# Modificar voltaje secundario de un transformador de microondas



## ricardo73 (Oct 9, 2008)

Hola. Tengo un transformador de un microondas de 900w a 110Vac de entrada. 
- Que corriente máxima seria posible sacarle a este transformador con un voltaje de 50+0+50 Vac ?
- Cuales serian los calculos necesarios o el procedimiento para realizar dicho conversion.? Incluyendo numero de vueltas y calibre del bobinado secundario.?
Anexo las fotos y medidas del transformador.
Agradezco la atensión que me puedan brindar para terminar mi proyecto.
Gracias.
Ricardo73


----------



## Fogonazo (Oct 9, 2008)

Se calcularia con un programa como el de este post

https://www.forosdeelectronica.com/f21/calculo-transformadores-mediante-software-7841/


----------



## ricardo73 (Oct 9, 2008)

Fogonazo, Gracias por tu respuesta, pero te quiero hacer una pregunta, no se si conozcas estos transformadores, pero realmente segun las especificaciones que estan impresas en el transformador, la potencia es de 900w o no alcanzara esa potencia?


----------



## Elvis! (Oct 9, 2008)

Trbajando en condidionaes normales esa potencia existe..Tendrias que calcularla con respecto a las modificaciones que le vas a hacer


----------



## Fogonazo (Oct 10, 2008)

Esa potencia del transformador es "Engañosa", ya que no se considera en uso continuo.
El microondas trabaja en ciclos temporizador de trabajo-pausa, así que el transformador solo suministra potencia algunos segundos y descansa otros segundos.
Si trabajara en modo continuo entregando los 900 W creo que se quemaría bastante rápido, igualmente es un buen transformador (Calidad) y si me pasas las medidas te puedo orientar sobre la capacidad real del transformador, que no es poca.


----------



## ricardo73 (Oct 10, 2008)

Hola Fogonazo.

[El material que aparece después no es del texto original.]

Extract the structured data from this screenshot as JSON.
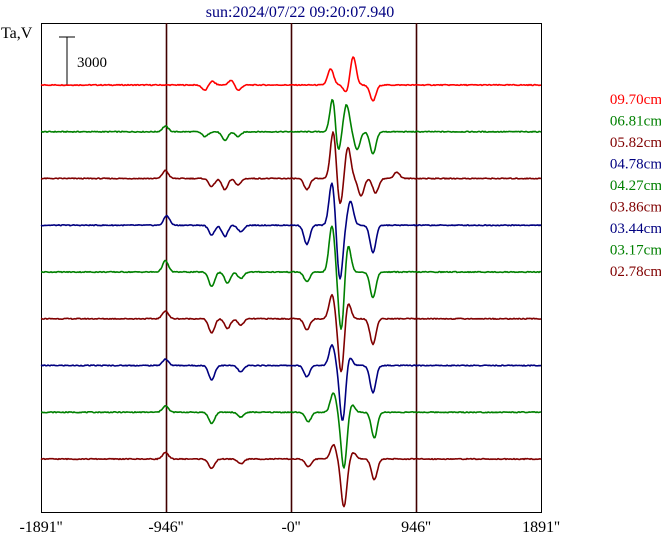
{
  "chart_data": {
    "type": "line",
    "title": "sun:2024/07/22 09:20:07.940",
    "ylabel": "Ta,V",
    "scale_bar_label": "3000",
    "scale_bar_value": 3000,
    "x_ticks": [
      {
        "value": -1891,
        "label": "-1891''"
      },
      {
        "value": -946,
        "label": "-946''"
      },
      {
        "value": 0,
        "label": "-0''"
      },
      {
        "value": 946,
        "label": "946''"
      },
      {
        "value": 1891,
        "label": "1891''"
      }
    ],
    "xlim": [
      -1891,
      1891
    ],
    "vertical_lines": [
      -946,
      0,
      946
    ],
    "grid": false,
    "legend_position": "right",
    "series": [
      {
        "name": "09.70cm",
        "color": "#ff0000",
        "peaks": [
          [
            -650,
            -350
          ],
          [
            -600,
            250
          ],
          [
            -450,
            300
          ],
          [
            -400,
            -350
          ],
          [
            300,
            1000
          ],
          [
            420,
            -500
          ],
          [
            470,
            1800
          ],
          [
            620,
            -1000
          ]
        ]
      },
      {
        "name": "06.81cm",
        "color": "#008000",
        "peaks": [
          [
            -950,
            350
          ],
          [
            -650,
            -300
          ],
          [
            -500,
            -550
          ],
          [
            -400,
            -300
          ],
          [
            320,
            2600
          ],
          [
            350,
            -1800
          ],
          [
            420,
            1700
          ],
          [
            500,
            -1100
          ],
          [
            620,
            -1400
          ]
        ]
      },
      {
        "name": "05.82cm",
        "color": "#800000",
        "peaks": [
          [
            -950,
            500
          ],
          [
            -600,
            -500
          ],
          [
            -500,
            -700
          ],
          [
            -400,
            -400
          ],
          [
            120,
            -700
          ],
          [
            320,
            3000
          ],
          [
            370,
            -1800
          ],
          [
            430,
            2000
          ],
          [
            530,
            -1100
          ],
          [
            640,
            -900
          ],
          [
            800,
            400
          ]
        ]
      },
      {
        "name": "04.78cm",
        "color": "#000080",
        "peaks": [
          [
            -940,
            600
          ],
          [
            -600,
            -600
          ],
          [
            -500,
            -700
          ],
          [
            -380,
            -400
          ],
          [
            120,
            -1200
          ],
          [
            310,
            2700
          ],
          [
            370,
            -3400
          ],
          [
            450,
            1500
          ],
          [
            620,
            -1700
          ]
        ]
      },
      {
        "name": "04.27cm",
        "color": "#008000",
        "peaks": [
          [
            -950,
            700
          ],
          [
            -600,
            -900
          ],
          [
            -480,
            -700
          ],
          [
            -380,
            -400
          ],
          [
            120,
            -600
          ],
          [
            310,
            2900
          ],
          [
            380,
            -3700
          ],
          [
            430,
            1800
          ],
          [
            620,
            -1600
          ]
        ]
      },
      {
        "name": "03.86cm",
        "color": "#800000",
        "peaks": [
          [
            -950,
            500
          ],
          [
            -600,
            -900
          ],
          [
            -480,
            -600
          ],
          [
            -380,
            -400
          ],
          [
            120,
            -700
          ],
          [
            310,
            1500
          ],
          [
            380,
            -3400
          ],
          [
            430,
            1100
          ],
          [
            620,
            -1600
          ]
        ]
      },
      {
        "name": "03.44cm",
        "color": "#000080",
        "peaks": [
          [
            -950,
            400
          ],
          [
            -600,
            -900
          ],
          [
            -380,
            -400
          ],
          [
            120,
            -700
          ],
          [
            310,
            1300
          ],
          [
            390,
            -3500
          ],
          [
            440,
            600
          ],
          [
            620,
            -1700
          ]
        ]
      },
      {
        "name": "03.17cm",
        "color": "#008000",
        "peaks": [
          [
            -950,
            400
          ],
          [
            -600,
            -700
          ],
          [
            -380,
            -300
          ],
          [
            130,
            -600
          ],
          [
            320,
            1200
          ],
          [
            400,
            -3500
          ],
          [
            460,
            500
          ],
          [
            630,
            -1600
          ]
        ]
      },
      {
        "name": "02.78cm",
        "color": "#800000",
        "peaks": [
          [
            -950,
            400
          ],
          [
            -600,
            -600
          ],
          [
            -380,
            -300
          ],
          [
            130,
            -500
          ],
          [
            320,
            900
          ],
          [
            400,
            -3000
          ],
          [
            470,
            400
          ],
          [
            630,
            -1300
          ]
        ]
      }
    ]
  }
}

Muy amable por tus acertadas respuestas. Te comento que las medidas estan en el anexo pdf, que coloque al inicio de esta discusion. Serias tan amable de decirme con estas medidas cual es la capacidad real de este transformador ?. 
Gracias.
Ricardo.


----------



## fernandoae (Oct 10, 2008)

Sabias que en un transformador la potencia en el primario es igual a la del secundario?   VpxIp=VsxIs , entonces creo que ya sabes cual es la corriente maxima del secundario.En funcion a eso elegis el cable para bobinar.


----------



## Nico17 (Oct 10, 2008)

Tengo entendido que en esos transformadores por cada vuelta que le bobines te da 1.2 o 1.5 voltios, asi que darias unas 39 vueltas, la toma central y las otras 39 vueltas. Es cosa de probar. Saludos.


----------



## Fogonazo (Oct 10, 2008)

Según el programa de calculo daría 720 W de potencia
Y el secundario tendria (Aproximadamente) 1,7 Volt-Espira


----------



## fernandoae (Oct 10, 2008)

Nico17 dijo:
			
		

> Tengo entendido que en esos transformadores por cada vuelta que le bobines te da 1.2 o 1.5 voltios, asi que darias unas 39 vueltas, la toma central y las otras 39 vueltas. Es cosa de probar. Saludos.



Eso que dicen de los volt por espira no es asi, depende de la cantidad de vueltas del primario... cosa que ninguno sabe a no ser que lo hallan hecho ustedes...asiq eso de decir cuanto es diria que esta de mas


----------